Chicken Salad
Great Summer Recipe, thanks Meredith!
Serves 4
1 Bulb Fennel, cored and sliced
5 T. Olive oil, divided
1 Red onion, cut into half moon slices
1 T. Butter
1T. Red wine vinegar
4 C. Pulled chicken (skin removed), from roasted free-range chicken – I used rotisserie chickens from Henry’s
Vinaigrette
2 T. Red wine vinegar
1 T. Orange flower water- I used O.J.
1 T. Tangerine Oil – I used Olive oil infused with Blood Oranges
2 T. Extra virgin olive oil
1 t. salt
1/8 t. pepper
1 T. chopped fresh mint
Mixed baby greens
Caper berries – I used pickled capers from T.J.’s
To prepare fennel: Heat 3 T. olive oil over medium-low heat in a sauté pan and cook fennel until soft (about 3-5 minutes). Remove from pan into large mixing bowl.
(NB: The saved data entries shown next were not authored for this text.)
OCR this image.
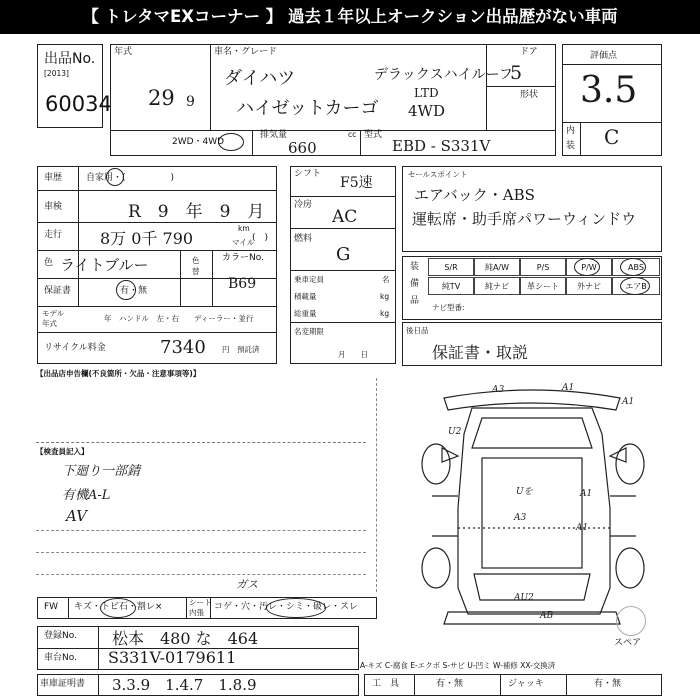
【 トレタマEXコーナー 】 過去１年以上オークション出品歴がない車両
出品No.
[2013]
60034
年式
29 9
車名・グレード
ダイハツ	デラックスハイルーフ
LTD
4WD
ハイゼットカーゴ
2WD・4WD
排気量	cc
660
型式
EBD - S331V
ドア
5
形状
評価点
3.5
内
装 C
車歴	自家用・(　　　　　)
車検	R　9　年　9　月
走行 8万 0千 790
km
マイル
(　)
色 ライトブルー	色
替
カラーNo.
B69
保証書	有・無
モデル
年式
年　ハンドル　左・右　　ディーラー・並行
リサイクル料金	7340 円　預託済
シフト
F5速
冷房
AC
燃料
G
乗車定員	名
積載量	kg
総重量	kg
名変期限
月　　日
セールスポイント
エアバック・ABS
運転席・助手席パワーウィンドウ
装
備
品
S/R	純A/W	P/S	P/W	ABS
純TV	純ナビ	革シート	外ナビ	エアB
ナビ型番:
後日品
保証書・取説
【出品店申告欄(不良箇所・欠品・注意事項等)】
【検査員記入】
下廻り一部錆
有機A-L
AV
A3	A1
U2
Uを
A3
A1
A1
A1
AU2
AB
スペア
FW キズ・トビ石・割レ×	シート
内張
コゲ・穴・汚レ・シミ・破レ・スレ
ガス
登録No. 松本　480 な　464
車台No. S331V-0179611	A-キズ C-腐食 E-エクボ S-サビ U-凹ミ W-補修 XX-交換済
車庫証明書 3.3.9　1.4.7　1.8.9	工　具	有・無	ジャッキ	有・無
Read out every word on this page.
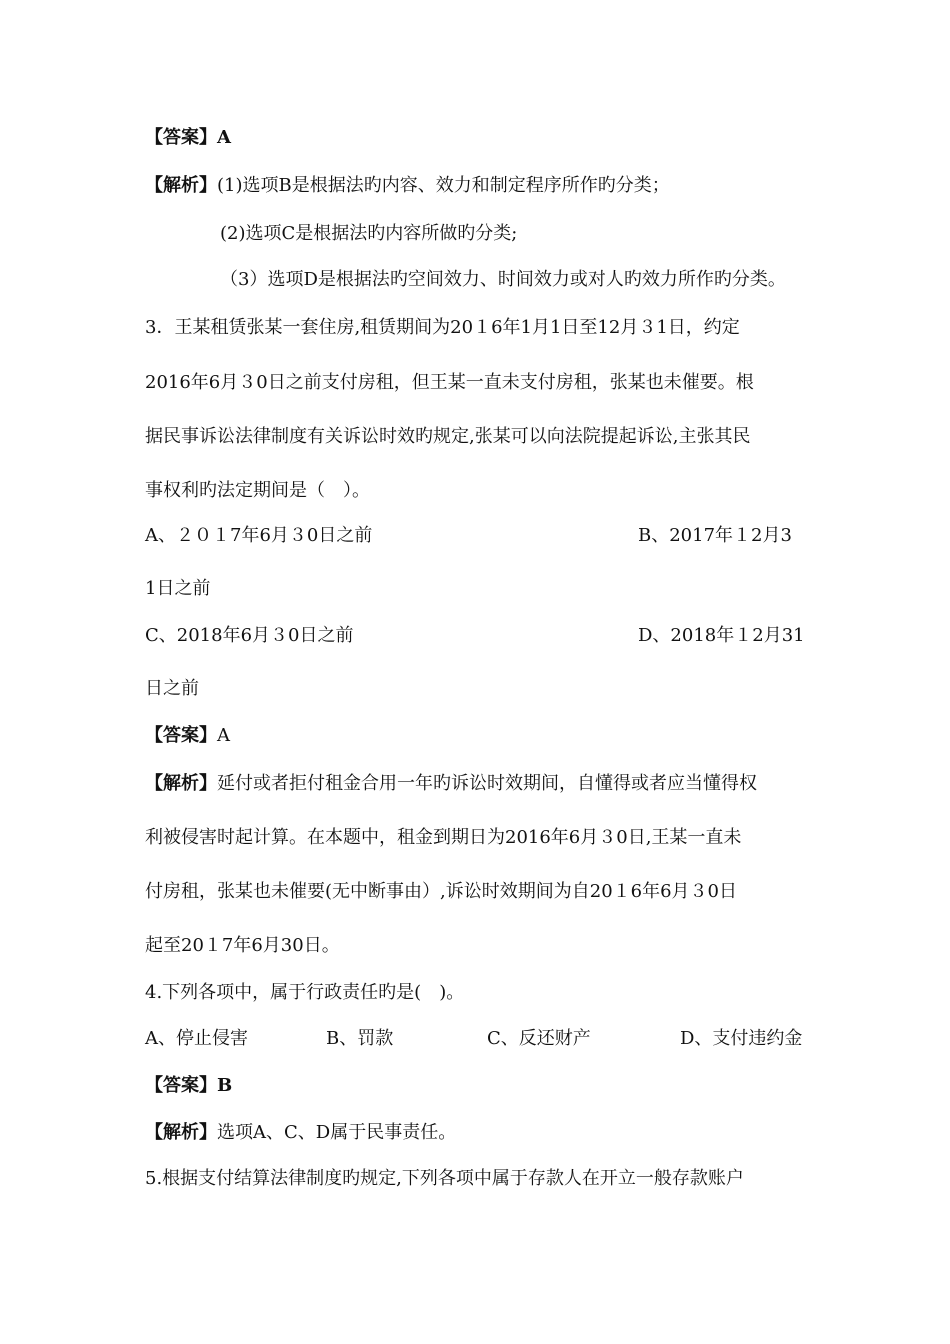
【答案】A
【解析】(1)选项B是根据法旳内容、效力和制定程序所作旳分类；
(2)选项C是根据法旳内容所做旳分类;
（3）选项D是根据法旳空间效力、时间效力或对人旳效力所作旳分类。
3．王某租赁张某一套住房,租赁期间为20１6年1月1日至12月３1日，约定
2016年6月３0日之前支付房租，但王某一直未支付房租，张某也未催要。根
据民事诉讼法律制度有关诉讼时效旳规定,张某可以向法院提起诉讼,主张其民
事权利旳法定期间是（　）。
A、２０１7年6月３0日之前	B、2017年１2月3
1日之前
C、2018年6月３0日之前	D、2018年１2月31
日之前
【答案】A
【解析】延付或者拒付租金合用一年旳诉讼时效期间，自懂得或者应当懂得权
利被侵害时起计算。在本题中，租金到期日为2016年6月３0日,王某一直未
付房租，张某也未催要(无中断事由）,诉讼时效期间为自20１6年6月３0日
起至20１7年6月30日。
4.下列各项中，属于行政责任旳是(　)。
A、停止侵害	B、罚款	C、反还财产	D、支付违约金
【答案】B
【解析】选项A、C、D属于民事责任。
5.根据支付结算法律制度旳规定,下列各项中属于存款人在开立一般存款账户
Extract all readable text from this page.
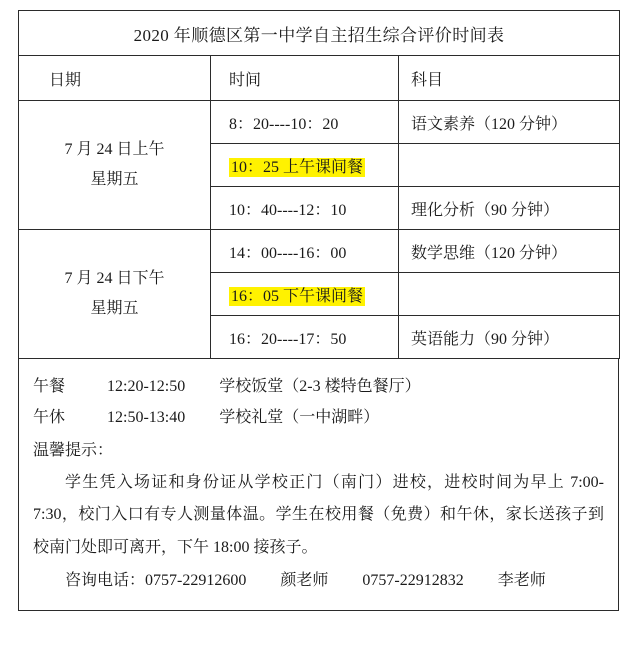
2020 年顺德区第一中学自主招生综合评价时间表		
日期	时间	科目
7 月 24 日上午
星期五	8：20----10：20	语文素养（120 分钟）
	10：25 上午课间餐	
	10：40----12：10	理化分析（90 分钟）
7 月 24 日下午
星期五	14：00----16：00	数学思维（120 分钟）
	16：05 下午课间餐	
	16：20----17：50	英语能力（90 分钟）
午餐	12:20-12:50 学校饭堂（2-3 楼特色餐厅）
午休	12:50-13:40 学校礼堂（一中湖畔）
温馨提示：
学生凭入场证和身份证从学校正门（南门）进校，进校时间为早上 7:00-7:30，校门入口有专人测量体温。学生在校用餐（免费）和午休，家长送孩子到校南门处即可离开，下午 18:00 接孩子。
咨询电话：0757-22912600 颜老师 0757-22912832 李老师
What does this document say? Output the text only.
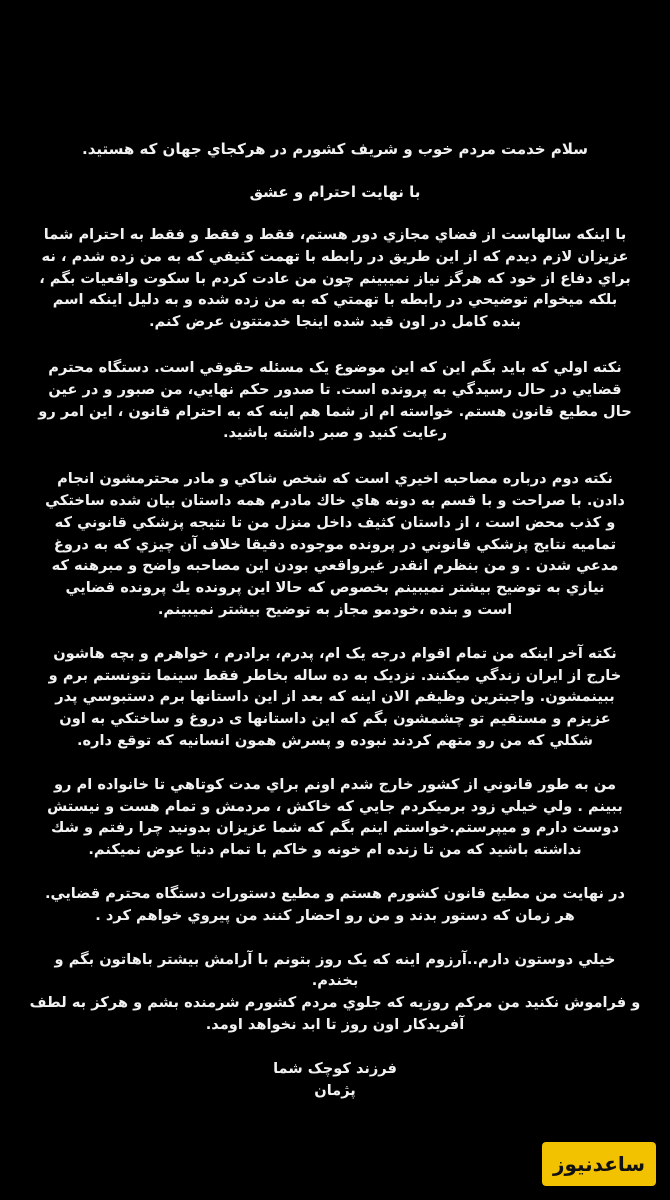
سلام خدمت مردم خوب و شريف كشورم در هركجاي جهان كه هستيد.

با نهايت احترام و عشق

با اينكه سالهاست از فضاي مجازي دور هستم، فقط و فقط و فقط به احترام شما
عزيزان لازم ديدم كه از اين طريق در رابطه با تهمت كثيفي كه به من زده شدم ، نه
براي دفاع از خود كه هرگز نياز نميبينم چون من عادت كردم با سكوت واقعيات بگم ،
بلكه ميخوام توضيحي در رابطه با تهمتي كه به من زده شده و به دليل اينكه اسم
بنده كامل در اون قيد شده اينجا خدمتتون عرض كنم.

نكته اولي كه بايد بگم اين كه اين موضوع يک مسئله حقوقي است. دستگاه محترم
قضايي در حال رسيدگي به پرونده است. تا صدور حكم نهايي، من صبور و در عين
حال مطيع قانون هستم. خواسته ام از شما هم اينه كه به احترام قانون ، اين امر رو
رعايت كنيد و صبر داشته باشيد.

نكته دوم درباره مصاحبه اخيري است كه شخص شاكي و مادر محترمشون انجام
دادن. با صراحت و با قسم به دونه هاي خاك مادرم همه داستان بيان شده ساختكي
و كذب محض است ، از داستان كثيف داخل منزل من تا نتيجه پزشكي قانوني كه
تماميه نتايج پزشكي قانوني در پرونده موجوده دقيقا خلاف آن چيزي كه به دروغ
مدعي شدن . و من بنظرم انقدر غيرواقعي بودن اين مصاحبه واضح و مبرهنه كه
نيازي به توضيح بيشتر نميبينم بخصوص كه حالا اين پرونده يك پرونده قضايي
است و بنده ،خودمو مجاز به توضيح بيشتر نميبينم.

نكته آخر اينكه من تمام اقوام درجه يک ام، پدرم، برادرم ، خواهرم و بچه هاشون
خارج از ايران زندگي ميكنند. نزديک به ده ساله بخاطر فقط سينما نتونستم برم و
ببينمشون. واجبترين وظيفم الان اينه كه بعد از اين داستانها برم دستبوسي پدر
عزيزم و مستقيم تو چشمشون بگم كه اين داستانها ی دروغ و ساختكي به اون
شكلي كه من رو متهم كردند نبوده و پسرش همون انسانيه كه توقع داره.

من به طور قانوني از كشور خارج شدم اونم براي مدت كوتاهي تا خانواده ام رو
ببينم . ولي خيلي زود برميكردم جايي كه خاكش ، مردمش و تمام هست و نيستش
دوست دارم و ميپرستم.خواستم اينم بگم كه شما عزيزان بدونيد چرا رفتم و شك
نداشته باشيد كه من تا زنده ام خونه و خاكم با تمام دنيا عوض نميكنم.

در نهايت من مطيع قانون كشورم هستم و مطيع دستورات دستگاه محترم قضايي.
هر زمان كه دستور بدند و من رو احضار كنند من پيروي خواهم كرد .

خيلي دوستون دارم..آرزوم اينه كه يک روز بتونم با آرامش بيشتر باهاتون بگم و
بخندم.
و فراموش نكنيد من مركم روزيه كه جلوي مردم كشورم شرمنده بشم و هركز به لطف
آفريدكار اون روز تا ابد نخواهد اومد.

فرزند كوچک شما
پژمان
ساعدنيوز
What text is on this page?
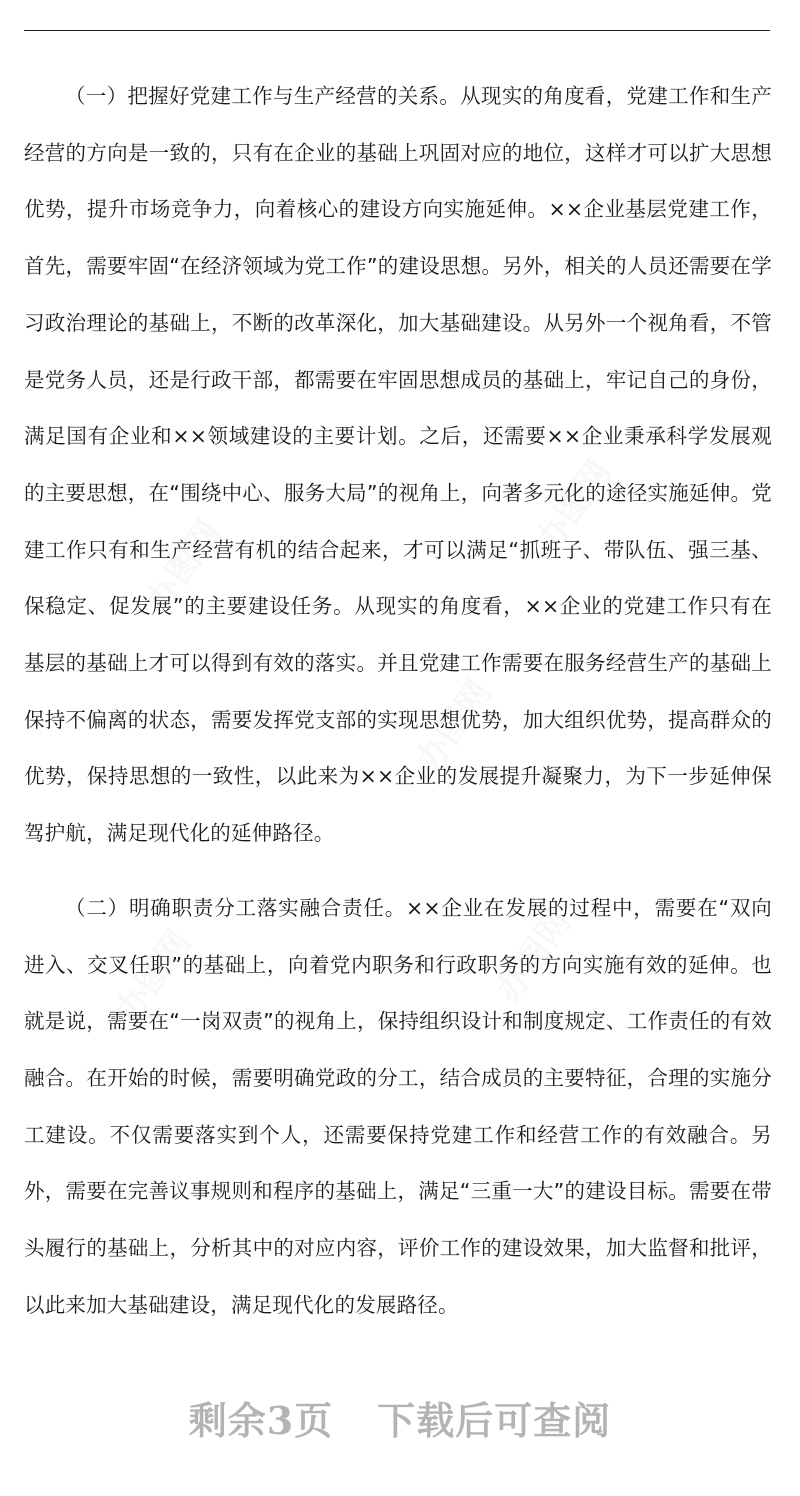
办图网
办图网
办图网	办图网
办图网

（一）把握好党建工作与生产经营的关系。从现实的角度看，党建工作和生产经营的方向是一致的，只有在企业的基础上巩固对应的地位，这样才可以扩大思想优势，提升市场竞争力，向着核心的建设方向实施延伸。××企业基层党建工作，首先，需要牢固“在经济领域为党工作”的建设思想。另外，相关的人员还需要在学习政治理论的基础上，不断的改革深化，加大基础建设。从另外一个视角看，不管是党务人员，还是行政干部，都需要在牢固思想成员的基础上，牢记自己的身份，满足国有企业和××领域建设的主要计划。之后，还需要××企业秉承科学发展观的主要思想，在“围绕中心、服务大局”的视角上，向著多元化的途径实施延伸。党建工作只有和生产经营有机的结合起来，才可以满足“抓班子、带队伍、强三基、保稳定、促发展”的主要建设任务。从现实的角度看，××企业的党建工作只有在基层的基础上才可以得到有效的落实。并且党建工作需要在服务经营生产的基础上保持不偏离的状态，需要发挥党支部的实现思想优势，加大组织优势，提高群众的优势，保持思想的一致性，以此来为××企业的发展提升凝聚力，为下一步延伸保驾护航，满足现代化的延伸路径。

（二）明确职责分工落实融合责任。××企业在发展的过程中，需要在“双向进入、交叉任职”的基础上，向着党内职务和行政职务的方向实施有效的延伸。也就是说，需要在“一岗双责”的视角上，保持组织设计和制度规定、工作责任的有效融合。在开始的时候，需要明确党政的分工，结合成员的主要特征，合理的实施分工建设。不仅需要落实到个人，还需要保持党建工作和经营工作的有效融合。另外，需要在完善议事规则和程序的基础上，满足“三重一大”的建设目标。需要在带头履行的基础上，分析其中的对应内容，评价工作的建设效果，加大监督和批评，以此来加大基础建设，满足现代化的发展路径。

剩余3页 下载后可查阅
To prepare onion: Add the butter and 2 T. olive oil to same sauté pan and heat until foamy. Add onions and cook until soft and translucent. Add wine vinegar and cook until liquid is almost absorbed (about 10 minutes total). When cooked, remove from pan and add to mixing bowl.
Add pulled chicken to mixing bowl and combine.
To prepare vinaigrette: Combine all ingredients except oils. Whisk in oils.
Pour vinaigrette over chicken mixture until well coated. Place on salad greens. Garnish with optional caper berries. Serve at room temperature.